---
title: Retry telemetry fields
summary: The minimum fields to log so retries are debuggable.
---

# Retry telemetry fields

Retries without telemetry look like “random flakiness”. Retries with telemetry let you answer: what failed, how often, and what did our system do about it?

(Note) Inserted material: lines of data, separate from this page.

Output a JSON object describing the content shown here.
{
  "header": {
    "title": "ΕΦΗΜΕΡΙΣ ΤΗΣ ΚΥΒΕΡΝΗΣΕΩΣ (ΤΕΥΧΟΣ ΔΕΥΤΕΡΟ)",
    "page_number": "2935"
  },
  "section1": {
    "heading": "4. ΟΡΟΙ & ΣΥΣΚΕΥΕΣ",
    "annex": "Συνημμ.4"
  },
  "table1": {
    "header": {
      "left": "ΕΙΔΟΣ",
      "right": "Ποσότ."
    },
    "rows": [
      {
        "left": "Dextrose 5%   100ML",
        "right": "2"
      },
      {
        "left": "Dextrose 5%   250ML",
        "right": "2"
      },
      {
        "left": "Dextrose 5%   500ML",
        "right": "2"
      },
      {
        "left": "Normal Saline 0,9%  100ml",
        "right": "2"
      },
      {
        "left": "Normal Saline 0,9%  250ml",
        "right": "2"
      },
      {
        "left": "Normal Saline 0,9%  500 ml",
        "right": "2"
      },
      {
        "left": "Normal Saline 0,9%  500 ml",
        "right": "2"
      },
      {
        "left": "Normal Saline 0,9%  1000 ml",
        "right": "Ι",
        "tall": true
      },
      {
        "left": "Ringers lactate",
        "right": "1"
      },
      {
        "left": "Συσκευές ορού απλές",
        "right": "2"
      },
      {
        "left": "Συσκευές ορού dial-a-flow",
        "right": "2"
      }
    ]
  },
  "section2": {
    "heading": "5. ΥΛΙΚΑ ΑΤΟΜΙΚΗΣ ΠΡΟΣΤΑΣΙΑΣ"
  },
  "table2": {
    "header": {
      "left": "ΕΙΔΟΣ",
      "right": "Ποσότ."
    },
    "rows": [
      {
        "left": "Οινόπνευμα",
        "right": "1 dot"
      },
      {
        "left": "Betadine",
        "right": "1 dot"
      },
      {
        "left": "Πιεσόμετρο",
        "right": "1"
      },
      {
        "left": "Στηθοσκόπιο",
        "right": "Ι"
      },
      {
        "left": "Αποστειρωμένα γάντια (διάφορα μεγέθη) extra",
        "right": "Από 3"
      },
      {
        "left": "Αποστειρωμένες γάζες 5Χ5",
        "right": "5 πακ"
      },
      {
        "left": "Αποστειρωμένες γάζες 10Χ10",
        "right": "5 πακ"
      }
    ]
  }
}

## Minimum fields per attempt

Log these on every attempt (including the first attempt):

- `operation`: stable name (e.g., `payments.charge`, `email.send`, `exchange.order.place`)
- `target`: host/service identifier (e.g., `api.vendor.com`)
- `request_id`: end-to-end trace id
- `attempt`: 1-based attempt number
- `max_attempts`: configured cap
- `timeout_ms`: timeout for this attempt
- `duration_ms`: actual duration
- `result`: `success` | `retry` | `fail` | `stop`

## Error classification

You need a stable classifier so you can make policy decisions:

- `error_kind`: `timeout` | `rate_limit` | `network` | `auth` | `validation` | `server_error` | `unknown`
- `http_status`: if HTTP
- `provider_error_code`: if present
- `retry_after_ms`: parsed from headers if present

## Backoff decision

- `backoff_ms`: planned delay before next attempt
- `jitter_ms`: jitter component (or include it in `backoff_ms` and log `jitter_strategy`)
- `jitter_strategy`: `full` | `equal` | `decorrelated`

## Guardrails

- `retry_budget_remaining`: if you enforce a global budget
- `circuit_state`: `closed` | `open` | `half_open`
- `concurrency_inflight`: current inflight count

## A simple log line example

Example shape (pseudo-JSON):

{
  "operation": "exchange.order.place",
  "target": "api.exchange.com",
  "request_id": "...",
  "attempt": 2,
  "max_attempts": 3,
  "timeout_ms": 10000,
  "duration_ms": 812,
  "error_kind": "rate_limit",
  "http_status": 429,
  "retry_after_ms": 1500,
  "backoff_ms": 2400,
  "jitter_strategy": "full",
  "result": "retry"
}

You don’t need this exact schema. You do need consistent fields.